The role of microRNAs in modulating the rhizospheric microbiome throughout plant development

Abstract

Rhizospheric interactions are based on complex exchanges between different organisms, which occur in the soil around plant roots. Microorganisms present immense genetic and functional heterogeneity, being crucial for the maintenance of ecosystems and biogeochemical cycles. Being home to a rich diversity of microorganisms, which benefit plants by helping them acquire nutrients from the soil and resist to pathogen attacks, the rhizosphere can be modulated by plants, selecting beneficial microorganisms through the release of exudates derived from photosynthesis and, possibly, through the secretion of other molecules, such as microRNAs, by the roots. MicroRNAs (miRNAs) are small non-coding RNAs that control the expression of target genes, through complementary sequences, and recently, their participation in inter-kingdom communication and signaling has been proven, including in the modulation of the human intestinal microbiome through microRNAs from ingested plants.

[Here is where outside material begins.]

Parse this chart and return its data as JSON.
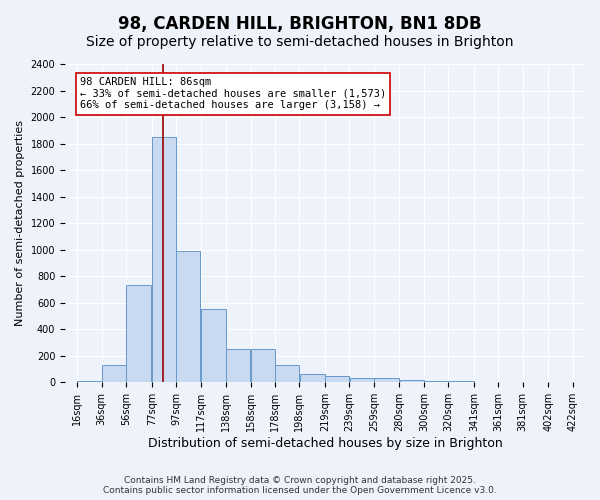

Among the various microRNAs known in plants, miR156 and miR172 act antagonistically during plant development. The expression of miR156 is temporally opposite to the expression of miR172, the first being related to the maintenance of plant juvenility and the second associated with the adult phase and flowering. Therefore, the proposal of this project aims to understand the role of these microRNAs in modulating plants' rhizosphere microbiome through the analysis of the taxonomic profile of a bacterial community inhabiting the roots of mutant genotypes of Arabidopsis thaliana. Thus, we intend to contribute to the discovery of a new molecular strategy for sustainable management that aims to optimize the constitution of the rhizospheric microbiota throughout plant development.